The students haven’t been taunted, but they’ve heard negative comments about the group, such as “Oh, a Gay-Straight Alliance — that’s gay,” Cannon said.
When Vallee passed around a sign-up sheet for the club, one student expressed hatred for gays and used a derogatory term for them.
Some classmates have questioned the seniors’ motives for forming a GSA.
“This sounds like a few straight people trying to cause trouble,” Cannon said a person told her.
“I was extremely offended,” Cannon said. “She said that as a straight individual, I shouldn’t feel like I had to fight for someone else’s rights. I told her I shouldn’t have to fight at all. The Gay-Straight Alliance should have just been granted the same rights as any other club has had now or in the past. It’s not about winning or losing. It’s about doing what’s right.”
Vallee, Cannon and Wehrung feel they’ve had to fight for the club because of the controversy sparked after word spread in the community of the GSA and the temporary restrictions on club activities that followed.
Edgren Principal Michael Johnson said he received phone calls, e-mails and personal visits from parents mostly concerned with the word “gay” and worried that GSA “was going to be an advocacy group for a gay lifestyle.”
Johnson initially approved the club after he was approached by Cannon and Vallee in early September.
About two weeks later, the students said, he asked the seniors for a statement of purpose.
“No other club had to submit a purpose,” Wehrung said.
Johnson said having that information helped him field inquiries about the group from community members, military officials and his bosses.
But problems for the GSA didn’t crop up until November, Cannon said, when following a School Advisory Committee meeting, GSA was restricted from privileges afforded to other non-curricular clubs: passing out fliers, announcing meetings over the school public address system, fundraising and meeting during seminar, a type of study period during the school day.

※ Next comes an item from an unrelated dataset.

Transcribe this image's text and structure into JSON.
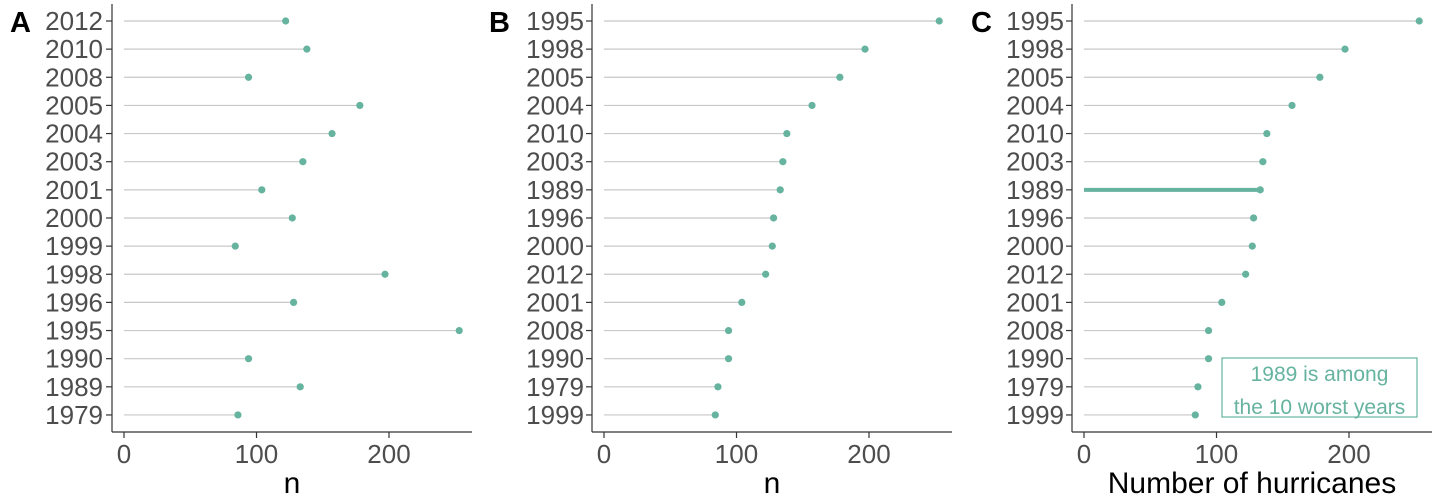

SAC members, including parents and teachers elected from the community and schools, advise the principal on education-related matters, according to the school’s Web site.
“There were three parents who showed up (to the SAC meeting) who were just unsure,” Johnson said, referring to GSA.
The students fought back. Wehrung filed a formal complaint, she said, which was closed after other non-curricular clubs, such as paintball or ski and snowboard, were given the same restrictions, the students said.
“No one ever said this group cannot exist,” Johnson said of GSA, “that this group cannot be in the school. The question was, ‘What capacity?’”
One question concerned the Department of Defense Education Activity’s procedures for non-curricular clubs, Johnson said.
That question could not be immediately answered.
“There was a little bit of a discrepancy,” Johnson said, and “even DODEA higher headquarters became involved with it to give clarification.”
In the meantime, Johnson said, “I was asked to step back and go back to ground zero.”
Shortly before winter break last month, restrictions on all non-curricular clubs were lifted, including GSA. However, all clubs now have to meet after school.
“We got the green light,” Johnson said.
The process clarified that within DODDS “it’s left up to each school to determine what … extracurricular or non-curricular activities occur in school,” the principal said. “There’s limited guidance.”
But that’s under review and the school system “may decide to develop policies” governing non-curricular activities, said DODDS-Pacific spokesman Chip Steitz.
The GSA controversy did not prompt the review, Steitz said.
The club, meanwhile, forged ahead.
“We all feel very accomplished that we stuck it out,” Cannon said. “I’m actually really proud of everyone who helped out.”
Added Kuntz, “If the group was called the Tolerance Club, I don’t think anyone would have batted an eyelash. And I don’t think they’re going to change their title either. I think they fought for their title and they’ll keep it.”